The various attributes which are not natively supported by NTFS but are required by VolFs to best mimic Linux file system behavior are stored in NTFS Extended Attributes associated with the associated file. I'm pleased to report that the previously mentioned Microsoft MSDN blogs go into reasonable detail on this, going so far as to detail which information is stored in EAs, reproduced below:
There is therefore the potential to examine the Extended Attributes to determine the Linux metadata associated with individual files. I say the potential, because fully documenting the way Extended Attributes are used by the Windows Subsystem for Linux is beyond the scope of this post. A screenshot of an example file is provided below:
- "Mode: this includes the file type (regular, symlink, FIFO, etc.) and the permission bits for the file.
- Owner: the user ID and group ID of the Linux user and group that own the file.
- Device ID: for device files, the device major and minor number of the device. Note that WSL currently does not allow users to create device files on VolFs.

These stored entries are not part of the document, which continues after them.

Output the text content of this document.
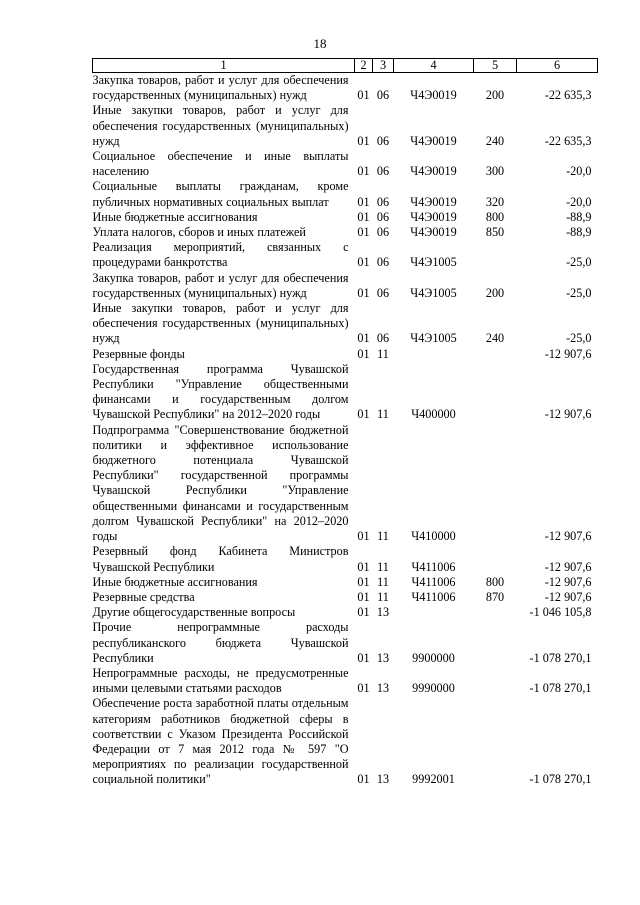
18
1	2	3	4	5	6
Закупка товаров, работ и услуг для обеспечения государственных (муниципальных) нужд	01	06	Ч4Э0019	200	-22 635,3
Иные закупки товаров, работ и услуг для обеспечения государственных (муниципальных) нужд	01	06	Ч4Э0019	240	-22 635,3
Социальное обеспечение и иные выплаты населению	01	06	Ч4Э0019	300	-20,0
Социальные выплаты гражданам, кроме публичных нормативных социальных выплат	01	06	Ч4Э0019	320	-20,0
Иные бюджетные ассигнования	01	06	Ч4Э0019	800	-88,9
Уплата налогов, сборов и иных платежей	01	06	Ч4Э0019	850	-88,9
Реализация мероприятий, связанных с процедурами банкротства	01	06	Ч4Э1005		-25,0
Закупка товаров, работ и услуг для обеспечения государственных (муниципальных) нужд	01	06	Ч4Э1005	200	-25,0
Иные закупки товаров, работ и услуг для обеспечения государственных (муниципальных) нужд	01	06	Ч4Э1005	240	-25,0
Резервные фонды	01	11			-12 907,6
Государственная программа Чувашской Республики "Управление общественными финансами и государственным долгом Чувашской Республики" на 2012–2020 годы	01	11	Ч400000		-12 907,6
Подпрограмма "Совершенствование бюджетной политики и эффективное использование бюджетного потенциала Чувашской Республики" государственной программы Чувашской Республики "Управление общественными финансами и государственным долгом Чувашской Республики" на 2012–2020 годы	01	11	Ч410000		-12 907,6
Резервный фонд Кабинета Министров Чувашской Республики	01	11	Ч411006		-12 907,6
Иные бюджетные ассигнования	01	11	Ч411006	800	-12 907,6
Резервные средства	01	11	Ч411006	870	-12 907,6
Другие общегосударственные вопросы	01	13			-1 046 105,8
Прочие непрограммные расходы республиканского бюджета Чувашской Республики	01	13	9900000		-1 078 270,1
Непрограммные расходы, не предусмотренные иными целевыми статьями расходов	01	13	9990000		-1 078 270,1
Обеспечение роста заработной платы отдельным категориям работников бюджетной сферы в соответствии с Указом Президента Российской Федерации от 7 мая 2012 года № 597 "О мероприятиях по реализации государственной социальной политики"	01	13	9992001		-1 078 270,1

- File times: the file accessed, modified and changed times on Linux use a different format and granularity than on Windows, so these are also stored in the EAs
- In addition, if a file has any file capabilities, these are stored in an alternate data stream for the file. Note that WSL currently does not allow users to modify file capabilities for a file.The remaining inode attributes, such as inode number and file size, are derived from information kept by NTFS."
Historical Windows Subsystem for Linux data
One final takeaway from my various reading was the obviously conscious decision by the WSL development team to separate the rootfs, root and home filesystem and mount them independently. This is evidently done to facilitate the preservation of user data if/when WSL is uninstalled. This preservation is the default behaviour and as such when analysing a system which has had WSL disabled/ uninstalled there are likely to be potential sources of evidence in the home directories which have not been removed (assuming the user hasn't gone out of their way to remove them).
There is a shedload of useful information on the MSDN blog regarding WSL. Much of which I only discovered after hours of tinkering, but this link blogs.msdn.microsoft.com/wsl
will be invaluable if you find yourself having to analyse a system where WSL was used by a suspect.